January 09, 2009 | "Forbes.com"

The central bank offers billions in emergency loans to banks, but they still face high credit risks in 2009.

As in the United States, Japan wants its banks to lend rather than sit on their money. To that end, furthering the provision of credit to cash-strapped businesses, Japan's central bank will extend 1.2 trillion yen ($13.3 billion) in emergency loans to financial institutions. But as long as corporate earnings remain bleak, the banks risk incurring more bad debts in the new year.

The Bank of Japan said Thursday it will offer near-zero-interest loans to banks and will accept corporate bonds and commercial paper as collateral, in a bid to lubricate short-term funding for company operations. There will be six rounds of lending between now and March, and the interest rate on the loans will be 0.1%, the same as the central bank's key overnight lending rate.

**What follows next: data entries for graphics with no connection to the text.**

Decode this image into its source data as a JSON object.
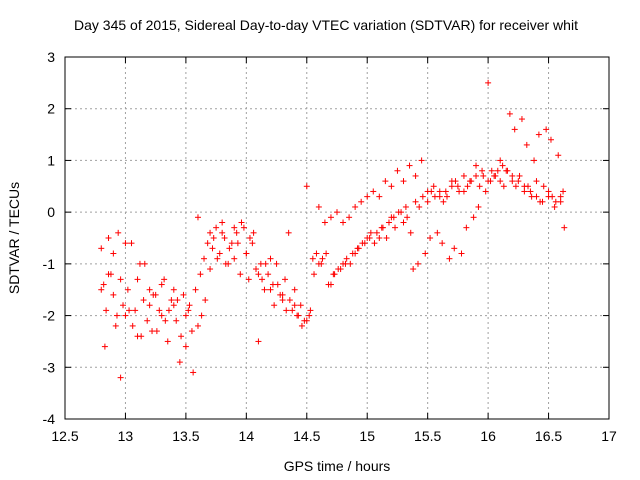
{
  "chart_data": {
    "type": "scatter",
    "title": "Day 345 of 2015, Sidereal Day-to-day VTEC variation (SDTVAR) for receiver whit",
    "xlabel": "GPS time / hours",
    "ylabel": "SDTVAR / TECUs",
    "xlim": [
      12.5,
      17
    ],
    "ylim": [
      -4,
      3
    ],
    "xticks": [
      "12.5",
      "13",
      "13.5",
      "14",
      "14.5",
      "15",
      "15.5",
      "16",
      "16.5",
      "17"
    ],
    "yticks": [
      "-4",
      "-3",
      "-2",
      "-1",
      "0",
      "1",
      "2",
      "3"
    ],
    "grid": true,
    "marker": "+",
    "series_color": "#ff0000",
    "series": [
      {
        "name": "SDTVAR",
        "x": [
          12.8,
          12.82,
          12.84,
          12.86,
          12.88,
          12.9,
          12.92,
          12.94,
          12.96,
          12.98,
          13.0,
          13.02,
          13.05,
          13.08,
          13.1,
          13.12,
          13.15,
          13.18,
          13.2,
          13.22,
          13.25,
          13.28,
          13.3,
          13.32,
          13.35,
          13.38,
          13.4,
          13.42,
          13.45,
          13.48,
          13.5,
          13.52,
          13.55,
          13.58,
          13.6,
          13.62,
          13.65,
          13.68,
          13.7,
          13.72,
          13.75,
          13.78,
          13.8,
          13.82,
          13.85,
          13.88,
          13.9,
          13.92,
          13.95,
          13.98,
          14.0,
          14.02,
          14.05,
          14.08,
          14.1,
          14.12,
          14.15,
          14.18,
          14.2,
          14.22,
          14.25,
          14.28,
          14.3,
          14.32,
          14.35,
          14.38,
          14.4,
          14.42,
          14.45,
          14.48,
          14.5,
          14.52,
          14.55,
          14.58,
          14.6,
          14.62,
          14.65,
          14.68,
          14.7,
          14.72,
          14.75,
          14.78,
          14.8,
          14.82,
          14.85,
          14.88,
          14.9,
          14.92,
          14.95,
          14.98,
          15.0,
          15.02,
          15.05,
          15.08,
          15.1,
          15.12,
          15.15,
          15.18,
          15.2,
          15.22,
          15.25,
          15.28,
          15.3,
          15.32,
          15.35,
          15.38,
          15.4,
          15.42,
          15.45,
          15.48,
          15.5,
          15.52,
          15.55,
          15.58,
          15.6,
          15.62,
          15.65,
          15.68,
          15.7,
          15.72,
          15.75,
          15.78,
          15.8,
          15.82,
          15.85,
          15.88,
          15.9,
          15.92,
          15.95,
          15.98,
          16.0,
          16.02,
          16.05,
          16.08,
          16.1,
          16.12,
          16.15,
          16.18,
          16.2,
          16.22,
          16.25,
          16.28,
          16.3,
          16.32,
          16.35,
          16.38,
          16.4,
          16.42,
          16.45,
          16.48,
          16.5,
          16.52,
          16.55,
          16.58,
          16.6,
          16.62,
          12.8,
          12.83,
          12.86,
          12.9,
          12.93,
          12.96,
          13.0,
          13.03,
          13.06,
          13.1,
          13.13,
          13.16,
          13.2,
          13.23,
          13.26,
          13.3,
          13.33,
          13.36,
          13.4,
          13.43,
          13.46,
          13.5,
          13.53,
          13.56,
          13.6,
          13.63,
          13.66,
          13.7,
          13.73,
          13.76,
          13.8,
          13.83,
          13.86,
          13.9,
          13.93,
          13.96,
          14.0,
          14.03,
          14.06,
          14.1,
          14.13,
          14.16,
          14.2,
          14.23,
          14.26,
          14.3,
          14.33,
          14.36,
          14.4,
          14.43,
          14.46,
          14.5,
          14.53,
          14.56,
          14.6,
          14.63,
          14.66,
          14.7,
          14.73,
          14.76,
          14.8,
          14.83,
          14.86,
          14.9,
          14.93,
          14.96,
          15.0,
          15.03,
          15.06,
          15.1,
          15.13,
          15.16,
          15.2,
          15.23,
          15.26,
          15.3,
          15.33,
          15.36,
          15.4,
          15.43,
          15.46,
          15.5,
          15.53,
          15.56,
          15.6,
          15.63,
          15.66,
          15.7,
          15.73,
          15.76,
          15.8,
          15.83,
          15.86,
          15.9,
          15.93,
          15.96,
          16.0,
          16.03,
          16.06,
          16.1,
          16.13,
          16.16,
          16.2,
          16.23,
          16.26,
          16.3,
          16.33,
          16.36,
          16.4,
          16.43,
          16.46,
          16.5,
          16.53,
          16.56,
          16.6,
          16.63
        ],
        "y": [
          -0.7,
          -1.4,
          -1.9,
          -0.5,
          -1.2,
          -1.6,
          -2.2,
          -0.4,
          -1.3,
          -1.8,
          -2.0,
          -1.5,
          -0.6,
          -1.9,
          -2.4,
          -1.0,
          -1.7,
          -2.1,
          -1.5,
          -2.3,
          -1.6,
          -1.9,
          -2.0,
          -1.3,
          -2.5,
          -1.7,
          -1.8,
          -2.1,
          -2.9,
          -1.6,
          -2.6,
          -1.9,
          -2.3,
          -1.5,
          -0.1,
          -1.2,
          -0.9,
          -0.6,
          -0.4,
          -0.7,
          -0.3,
          -0.8,
          -0.2,
          -0.5,
          -1.0,
          -0.6,
          -0.9,
          -0.4,
          -1.2,
          -0.3,
          -0.8,
          -1.3,
          -0.6,
          -1.1,
          -2.5,
          -1.0,
          -1.5,
          -1.2,
          -0.9,
          -1.4,
          -1.0,
          -1.6,
          -1.7,
          -1.3,
          -0.4,
          -1.9,
          -1.5,
          -2.0,
          -1.8,
          -2.1,
          0.5,
          -2.0,
          -0.9,
          -0.8,
          0.1,
          -1.0,
          -0.2,
          -1.4,
          -0.1,
          -1.2,
          0.0,
          -1.1,
          -0.2,
          -1.0,
          -0.1,
          -0.8,
          0.1,
          -0.7,
          0.2,
          -0.6,
          0.3,
          -0.5,
          0.4,
          -0.4,
          0.3,
          -0.3,
          0.6,
          -0.2,
          0.5,
          -0.1,
          0.8,
          0.0,
          0.6,
          0.1,
          0.9,
          -1.1,
          0.7,
          -1.0,
          1.0,
          -0.8,
          0.4,
          -0.5,
          0.5,
          -0.4,
          0.3,
          -0.6,
          0.4,
          -0.9,
          0.6,
          -0.7,
          0.5,
          -0.8,
          0.4,
          -0.3,
          0.6,
          -0.1,
          0.9,
          0.1,
          0.8,
          0.4,
          2.5,
          0.6,
          0.7,
          0.8,
          1.0,
          0.9,
          0.8,
          1.9,
          0.7,
          1.6,
          0.6,
          1.8,
          0.5,
          1.3,
          0.4,
          1.0,
          0.3,
          1.5,
          0.2,
          1.6,
          0.3,
          1.4,
          0.1,
          1.1,
          0.2,
          0.4,
          -1.5,
          -2.6,
          -1.2,
          -0.8,
          -2.0,
          -3.2,
          -0.6,
          -1.9,
          -2.2,
          -1.3,
          -2.4,
          -1.0,
          -1.8,
          -1.6,
          -2.3,
          -1.4,
          -2.1,
          -1.9,
          -1.5,
          -1.7,
          -2.4,
          -2.0,
          -1.8,
          -3.1,
          -2.2,
          -2.0,
          -1.7,
          -1.1,
          -0.5,
          -0.9,
          -0.4,
          -1.0,
          -0.7,
          -0.3,
          -0.6,
          -0.2,
          -0.8,
          -0.5,
          -0.4,
          -1.2,
          -1.3,
          -1.0,
          -1.5,
          -1.8,
          -1.4,
          -1.6,
          -1.9,
          -1.7,
          -1.8,
          -2.0,
          -2.2,
          -2.1,
          -1.9,
          -1.2,
          -1.0,
          -0.9,
          -0.8,
          -1.4,
          -1.2,
          -1.1,
          -1.0,
          -0.9,
          -1.0,
          -0.8,
          -0.7,
          -0.6,
          -0.5,
          -0.4,
          -0.6,
          -0.5,
          -0.3,
          -0.5,
          -0.1,
          -0.3,
          0.0,
          -0.2,
          -0.1,
          -0.4,
          0.2,
          0.1,
          0.3,
          0.2,
          0.4,
          0.3,
          0.4,
          0.2,
          0.3,
          0.5,
          0.6,
          0.4,
          0.7,
          0.5,
          0.6,
          0.7,
          0.5,
          0.7,
          0.6,
          0.8,
          0.7,
          0.6,
          0.5,
          0.8,
          0.6,
          0.5,
          0.7,
          0.4,
          0.5,
          0.3,
          0.6,
          0.2,
          0.5,
          0.4,
          0.3,
          0.2,
          0.3,
          -0.3
        ]
      }
    ]
  }
}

But, even with an extra source of financing from the government, Japanese banks face higher credit costs. Exporters have seen their earnings savaged as a consequence of the global demand slump and the yen's surge in 2008. The risk of nonperforming loans is shifting from the real estate and construction sectors to manufacturing, and from small and medium-sized enterprises to large companies, Merrill Lynch analyst Mitsumasa Okamoto wrote in a report issued Thursday. Despite rock-bottom interest rates that will boost bond-related incomes and lower the risk of heavy equity losses as the stock market becomes less volatile in 2009, "it's unlikely that bank earnings will improve in isolation while industry earnings deteriorate," the report said.

Major Japanese banks, formerly flush enough to embark on a Wall Street shopping spree during last year's U.S. financial meltdown, have since had to scramble to raise capital. The latest central bank measure follows government moves to shore up the banking system by buying the shares of banks, which suffered heavy losses on their own equity portfolios--which they count as part of their reserves--last year as the country's stock market went into a dive. The central bank also took the aggressive step last month of buying commercial paper outright for the first time.

In Thursday trading, Tokyo's Nikkei 225 index tumbled by 362.82 points, or 3.9%, to 8,876.42, before the central bank's announcement.